Anyways, they were able to pull 100 000 troops in
just East MD on a surprise combat readiness check. I don't think there is anything impossible about maintaining a grouping of 80 000 in conveniently close-by Ukraine. All the supplies could be brought in by truck and rail, the length of the border is quite large, and the rail and road infrastructure is appropriate.
Economically, with forecasts I'm seeing, especially end of Q1 & Q2 (2015) regarding the Russian economy, I would go further than just 'expensive'..
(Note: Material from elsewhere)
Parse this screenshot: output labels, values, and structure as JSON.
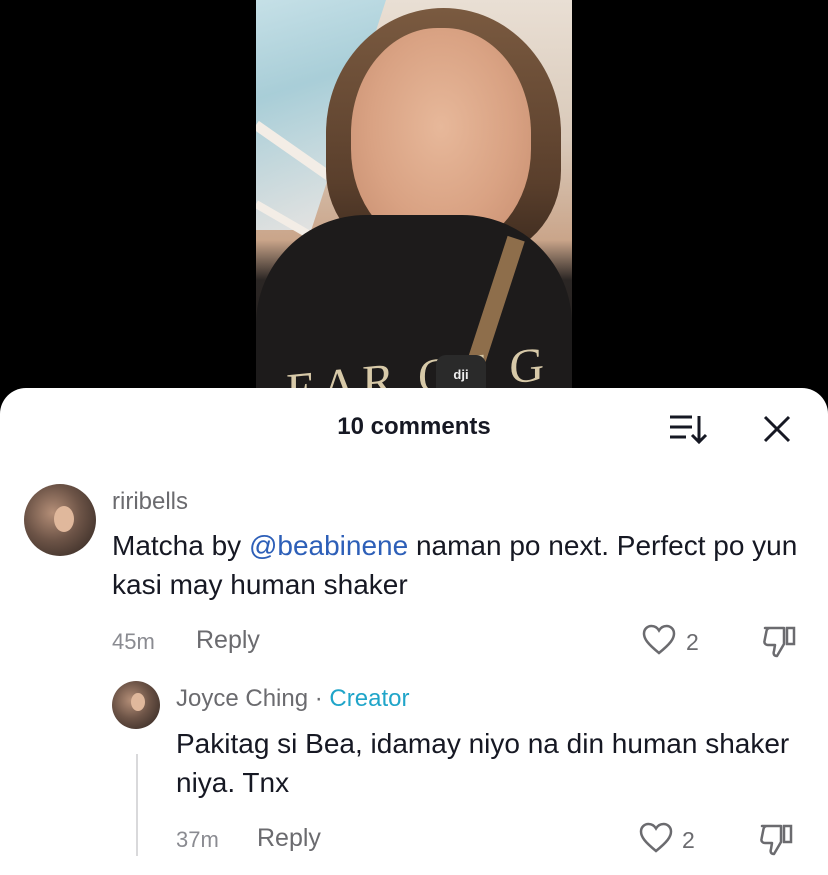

Some recent precursive moves by the Central Bank, seem to be taking a worsening situation into account I.e. semi-floatation action of the ruble, by withdrawing the prop. and the continuing oil price below $80 p/b (which at this point could continue for the short-medium term), have highlighted to some respected economists, just how much funding the breakaway regions could cost in real terms and the last thing the RF economy needs now, is to prop-up these regions of 4-5 million people along with a worsening infrastructure picture - just the basics.
You're conflating the cost of the occupation and the cost of annexation.
I understand that a recent move by the Kiev Govt, whereby access to the Ukrainian banking system was cut-off unexpectedly to the regions and has particularly 'irked' many senior officials in Russia?
Not sure, to be honest, I've missed that. Do you have info I could read up?
It would seem to me, the Kiev govt are wiping their hands of the seperatist areas, not just cutting/ destroying the infrastructure..
Agree, the author has missed some points worth consideration.
Well to be honest, Ukraine can't afford to properly govern or maintain infrastructure in regions that aren't trying to secede. Wiping their hands of, and destroying a few things here and there, regions that are basically seceding is to be expected. And lets face it, the rebels certainly didn't help with their attack on railways and bridges all across eastern Ukraine. While we can solidly blame Ukraine for destroying power lines, powerplants, water lines, etc. the rebels contributed heavily to the destruction of the transportation infrastructure in an attempt to slow the governments troops advance, and disrupt their logistics. Bezlers raid on an oil refinery, and government shellings lighting the Lisichansk refinery on fire, all come together for an unpleasant end result.